Press Release
November 10, 2015


Mr. President, distinguished colleagues:

On behalf of my twelve other co-authors, I have the honor to sponsor Senate Resolution No. 1414, entitled "Resolution expressing the strong sense of the Senate that any treaty ratified by the President of the Philippines should be concurred in by the Senate, otherwise the treaty becomes invalid and ineffective."

The Resolution that we will approve is Constitutional Law. The strong sense of the Senate that it embodies is a confirmation of its supremacy over any self-serving speculation that is forced subjectively on the Constitution.

Central to the thesis of the Senate in this Resolution are the general and the particular principles which combine as the law of treaties under the Constitution.

The general is contained in the Treaty Clause of the Constitution which reads in Article 7, Section 21, thus:

No treaty or international agreement shall be valid and effective unless concurred in by at least two-thirds of all the Members of the Senate.

This is the only provision of the fundamental law that determines the validity and effectiveness of treaties as law of the land. Other than concurrence of the Senate, no authority expressly transforms a treaty into law.

This general mandate is brought into application to a treaty of a particular kind, namely, as described in the Constitution, Article 18, Section 25:

.... foreign military bases, troops, or facilities shall not be allowed in the Philippines except under a treaty duly concurred in by the Senate.... and recognized as a treaty by the other contracting State. (Emphasis added)

In particular concurrence of the Senate becomes an integral element of a treaty of a special kind in which concurrence forms part of its essential nature. This time there cannot be a treaty without Senate concurrence; the treaty is void.

Before the Supreme Court is the constitutionality of the executive agreement concluded by authority of the President with the United States Government, entitled Enhanced Defense Cooperation Agreement (EDCA). In defiance of the Constitution, Article 18, Section 25, EDCA is without question a prohibited treaty of "foreign military bases, troops, or facilities" concluded in the absence of Senate concurrence.

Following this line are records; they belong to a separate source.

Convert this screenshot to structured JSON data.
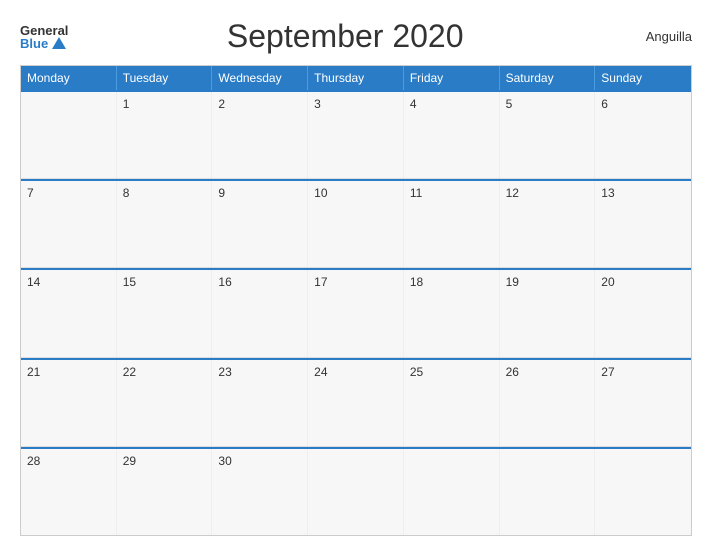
{
  "logo": {
    "general": "General",
    "blue": "Blue"
  },
  "title": "September 2020",
  "country": "Anguilla",
  "days_header": [
    "Monday",
    "Tuesday",
    "Wednesday",
    "Thursday",
    "Friday",
    "Saturday",
    "Sunday"
  ],
  "weeks": [
    [
      {
        "num": "",
        "empty": true
      },
      {
        "num": "1",
        "empty": false
      },
      {
        "num": "2",
        "empty": false
      },
      {
        "num": "3",
        "empty": false
      },
      {
        "num": "4",
        "empty": false
      },
      {
        "num": "5",
        "empty": false
      },
      {
        "num": "6",
        "empty": false
      }
    ],
    [
      {
        "num": "7",
        "empty": false
      },
      {
        "num": "8",
        "empty": false
      },
      {
        "num": "9",
        "empty": false
      },
      {
        "num": "10",
        "empty": false
      },
      {
        "num": "11",
        "empty": false
      },
      {
        "num": "12",
        "empty": false
      },
      {
        "num": "13",
        "empty": false
      }
    ],
    [
      {
        "num": "14",
        "empty": false
      },
      {
        "num": "15",
        "empty": false
      },
      {
        "num": "16",
        "empty": false
      },
      {
        "num": "17",
        "empty": false
      },
      {
        "num": "18",
        "empty": false
      },
      {
        "num": "19",
        "empty": false
      },
      {
        "num": "20",
        "empty": false
      }
    ],
    [
      {
        "num": "21",
        "empty": false
      },
      {
        "num": "22",
        "empty": false
      },
      {
        "num": "23",
        "empty": false
      },
      {
        "num": "24",
        "empty": false
      },
      {
        "num": "25",
        "empty": false
      },
      {
        "num": "26",
        "empty": false
      },
      {
        "num": "27",
        "empty": false
      }
    ],
    [
      {
        "num": "28",
        "empty": false
      },
      {
        "num": "29",
        "empty": false
      },
      {
        "num": "30",
        "empty": false
      },
      {
        "num": "",
        "empty": true
      },
      {
        "num": "",
        "empty": true
      },
      {
        "num": "",
        "empty": true
      },
      {
        "num": "",
        "empty": true
      }
    ]
  ]
}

The oral arguments presented in behalf of the Executive Department in the Supreme Court by the Solicitor General clearly described EDCA in the nature of "foreign military bases, troops, or facilities" and thus constitutes a judicial admission that it is of the category that "shall not be allowed in the Philippines except under a treaty duly concurred in by the Senate", by authority of the Constitution, Article 18, Section 25.

The textual composition of EDCA in itself evidences that it belongs to the category of prohibited treaty, namely, it is a treaty of foreign military bases, troops, or facilities" without the concurrence of the Senate. That such a prohibited "treaty" has been concluded by the Executive Department as an executive agreement testifies to its inherently prohibitory nature under the Constitution, by reason of EDCA's substantive provisions dealing with the establishment, location, stationing of the United States military forces and storage of military facilities in Philippine territory.

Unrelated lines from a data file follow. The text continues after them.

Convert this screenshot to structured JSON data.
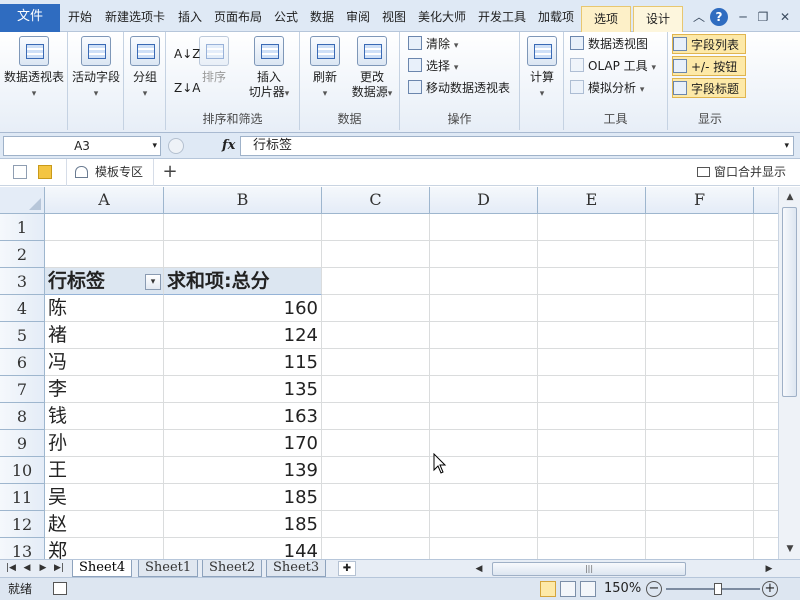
{
  "ribbon_tabs": {
    "file": "文件",
    "home": "开始",
    "new_tab": "新建选项卡",
    "insert": "插入",
    "layout": "页面布局",
    "formulas": "公式",
    "data": "数据",
    "review": "审阅",
    "view": "视图",
    "meihua": "美化大师",
    "developer": "开发工具",
    "addins": "加载项",
    "options": "选项",
    "design": "设计"
  },
  "ribbon": {
    "pivot_table": "数据透视表",
    "active_field": "活动字段",
    "group": "分组",
    "sort_label": "排序",
    "insert_slicer_1": "插入",
    "insert_slicer_2": "切片器",
    "group_sort_filter": "排序和筛选",
    "refresh": "刷新",
    "change_source_1": "更改",
    "change_source_2": "数据源",
    "group_data": "数据",
    "clear": "清除",
    "select": "选择",
    "move_pivot": "移动数据透视表",
    "group_actions": "操作",
    "calculations": "计算",
    "pivot_chart": "数据透视图",
    "olap_tools": "OLAP 工具",
    "what_if": "模拟分析",
    "group_tools": "工具",
    "field_list": "字段列表",
    "buttons": "+/- 按钮",
    "field_headers": "字段标题",
    "group_show": "显示"
  },
  "formula_bar": {
    "name_box": "A3",
    "fx": "fx",
    "content": "行标签"
  },
  "doc_tabs": {
    "template_area": "模板专区",
    "merge_display": "窗口合并显示"
  },
  "columns": [
    "A",
    "B",
    "C",
    "D",
    "E",
    "F"
  ],
  "rows": [
    {
      "n": "1",
      "a": "",
      "b": ""
    },
    {
      "n": "2",
      "a": "",
      "b": ""
    },
    {
      "n": "3",
      "a": "行标签",
      "b": "求和项:总分"
    },
    {
      "n": "4",
      "a": "陈",
      "b": "160"
    },
    {
      "n": "5",
      "a": "褚",
      "b": "124"
    },
    {
      "n": "6",
      "a": "冯",
      "b": "115"
    },
    {
      "n": "7",
      "a": "李",
      "b": "135"
    },
    {
      "n": "8",
      "a": "钱",
      "b": "163"
    },
    {
      "n": "9",
      "a": "孙",
      "b": "170"
    },
    {
      "n": "10",
      "a": "王",
      "b": "139"
    },
    {
      "n": "11",
      "a": "吴",
      "b": "185"
    },
    {
      "n": "12",
      "a": "赵",
      "b": "185"
    },
    {
      "n": "13",
      "a": "郑",
      "b": "144"
    }
  ],
  "sheets": [
    {
      "label": "Sheet4",
      "active": true
    },
    {
      "label": "Sheet1",
      "active": false
    },
    {
      "label": "Sheet2",
      "active": false
    },
    {
      "label": "Sheet3",
      "active": false
    }
  ],
  "status": {
    "ready": "就绪",
    "zoom": "150%",
    "zoom_fraction": 0.55
  },
  "colors": {
    "file_tab": "#2f6cc0",
    "pivot_header": "#dce6f1",
    "toggle_on": "#fde9a8"
  }
}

While the prohibitory nature of the constitutional mandate is inescapably clear, the Executive Department is in the attempt to wash it off from the fundamental law in avoidance of legal consequences which should include the Civil Code, Article 5 which reads:

Acts executed against the provisions of mandatory or prohibitory laws shall be void except when the law itself authorizes their validity.

Perhaps, the saving clause of this provision may call for the application of Senate concurrence to "save" the troubled executive agreement. But how does this agreement survive the demand of Article 7 of the same Code in the following terms: Administrative or executive acts, orders and regulations shall be valid only when they are not contrary to the laws or the Constitution.

The only "defense" of the executive agreement in question may rely on the Constitution, Article 8, Section 4(2), which provides that:

All cases involving the constitutionality of a treaty, international or executive agreement, or law, which shall be heard by the Supreme Court en banc.... shall be decided with the concurrence of a majority of the Members who actually took part in the deliberations on the issues in the case and voted thereon.

While this procedural provision deals with the "constitutionality of a treaty, international or executive agreement," it does not pertain to any treaty, international or executive agreement of a particular subject-matter at issue on the constitutionality.

Hence, on the remote assumption that this provision may be applicable to a case involving the constitutionality of a treaty or executive agreement, it must exclude from its applicability or interpretation the prohibited treaty as described with particularity in the Constitution, Article 18, Section 25, i.e., the case of constitutionality of a treaty (or executive agreement) concerning "foreign military bases, troops, or facilities." The prohibitory character of this provision must command supremacy over the general and ambiguous language of the Constitution, Article 8, Section 4 (2).

We begin with the confidence that Senate Resolution No. 1414 is an expression of Constitution Law on the matter of critical importance to the integrity of the Senate and the honor of this Republic.

It is on this premise that we believe with the same confidence that the Supreme Court will consider this Resolution with decisive concern.